Mutations in
ric-3 were isolated as suppressors of the neurodegeneration caused by the activating
u662 mutation in the nictotinic acetylcholine receptor (nAChR) DEG-3 1 and in a screen for mutants resistant to the acetylcholinesterase inhibitor aldicarb 2 .
ric-3 mutants are resistant to levamisole, an agonist of the body wall muscle nAChR. They also show a reduction in the rate of pharyngeal pumping that correlates with a reduced MC spike, indicating impaired cholinergic transmission. Thus,
ric-3 affects cholinergic transmission mediated by three distinct nAChRs with no apparent defects in transmission by other neurotransmitters. Immunocytochemistry showing DEG-3 accumulation in the cell bodies of
ric-3 worms suggests that RIC-3 is a postsynaptic component of the machinery that assembles or transports nAChRs.

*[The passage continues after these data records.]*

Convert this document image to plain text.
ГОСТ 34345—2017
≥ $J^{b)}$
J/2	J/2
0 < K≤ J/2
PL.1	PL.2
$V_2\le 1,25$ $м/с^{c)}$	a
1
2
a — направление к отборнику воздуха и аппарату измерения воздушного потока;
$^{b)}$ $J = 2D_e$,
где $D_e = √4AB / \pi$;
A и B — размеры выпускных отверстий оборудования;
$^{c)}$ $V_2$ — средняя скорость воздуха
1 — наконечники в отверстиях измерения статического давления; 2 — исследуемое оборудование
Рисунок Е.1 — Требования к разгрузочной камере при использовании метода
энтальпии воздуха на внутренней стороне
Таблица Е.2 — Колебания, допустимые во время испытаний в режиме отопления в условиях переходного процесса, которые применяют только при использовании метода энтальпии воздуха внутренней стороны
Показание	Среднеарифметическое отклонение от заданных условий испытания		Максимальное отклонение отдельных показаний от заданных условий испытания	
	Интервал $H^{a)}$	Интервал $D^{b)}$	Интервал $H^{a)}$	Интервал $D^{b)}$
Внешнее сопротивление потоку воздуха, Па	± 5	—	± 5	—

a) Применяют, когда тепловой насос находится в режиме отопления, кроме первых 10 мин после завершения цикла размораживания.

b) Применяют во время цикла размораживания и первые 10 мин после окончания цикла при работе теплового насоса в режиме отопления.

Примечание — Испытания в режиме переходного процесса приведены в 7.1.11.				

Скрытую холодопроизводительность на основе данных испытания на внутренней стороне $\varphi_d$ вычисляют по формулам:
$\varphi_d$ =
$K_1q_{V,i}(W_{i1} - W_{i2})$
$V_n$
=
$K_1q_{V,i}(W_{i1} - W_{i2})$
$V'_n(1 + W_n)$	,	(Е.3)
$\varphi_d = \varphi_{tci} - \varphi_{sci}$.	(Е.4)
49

We have cloned
ric-3 and identified it as T14A8.1.
ric-3 is a novel gene coding for a highly charged protein predicted to contain 2 TM domains and an extensive coiled-coil region. Characterization of four cDNAs kindly received from Y. Kohara has shown the existence of two transcripts, coding for proteins of 363 and 378 amino acids. While no strong homology is found with known proteins,
ric-3 homologues are present in the Drosophila genome and in Xenopus and human EST databases. A rescuing RIC-3:GFP fusion construct shows RIC-3 expression in muscle and neurons. RIC-3: GFP fluorescence indicates apparent ER localization, and some presence in neuronal processes. The ER localization is consistent with a role in receptor assembly, although presence at the plasma membrane cannot be ruled out. RIC-3 coexpressed with the DEG-3/DES-2 receptor in Xenopus oocytes significantly enhances receptor activity, while having no effect on native oocyte receptors or on coexpressed glutamate receptors. A similar enhancement is observed when RIC-3 is coexpressed with the homomeric rat alpha 7 nAChR. This result is consistent with the possibility that RIC-3 confers cholinergic specificity on the machinery which assembles and transports membrane receptors. We will also present work using biochemistry in the Xenopus oocyte system to further elucidate the mechanism by which RIC-3 enhances nicotinic receptor activity. 1 Treinin, M. and M. Chalfie (1995). A mutated acetylcholine receptor subunit causes neuronal degeneration in C. elegans . Neuron 14:871-877. 2 Miller, K.G., A.Alfonso, M. Nguyen, J.A. Crowell, C.D Johnson, and J.B. Rand, (1996). A genetic selection for Caenorhabditis elegans synaptic transmission mutants. Proc. Natl. Acad. Sci. USA 93:12593-12598.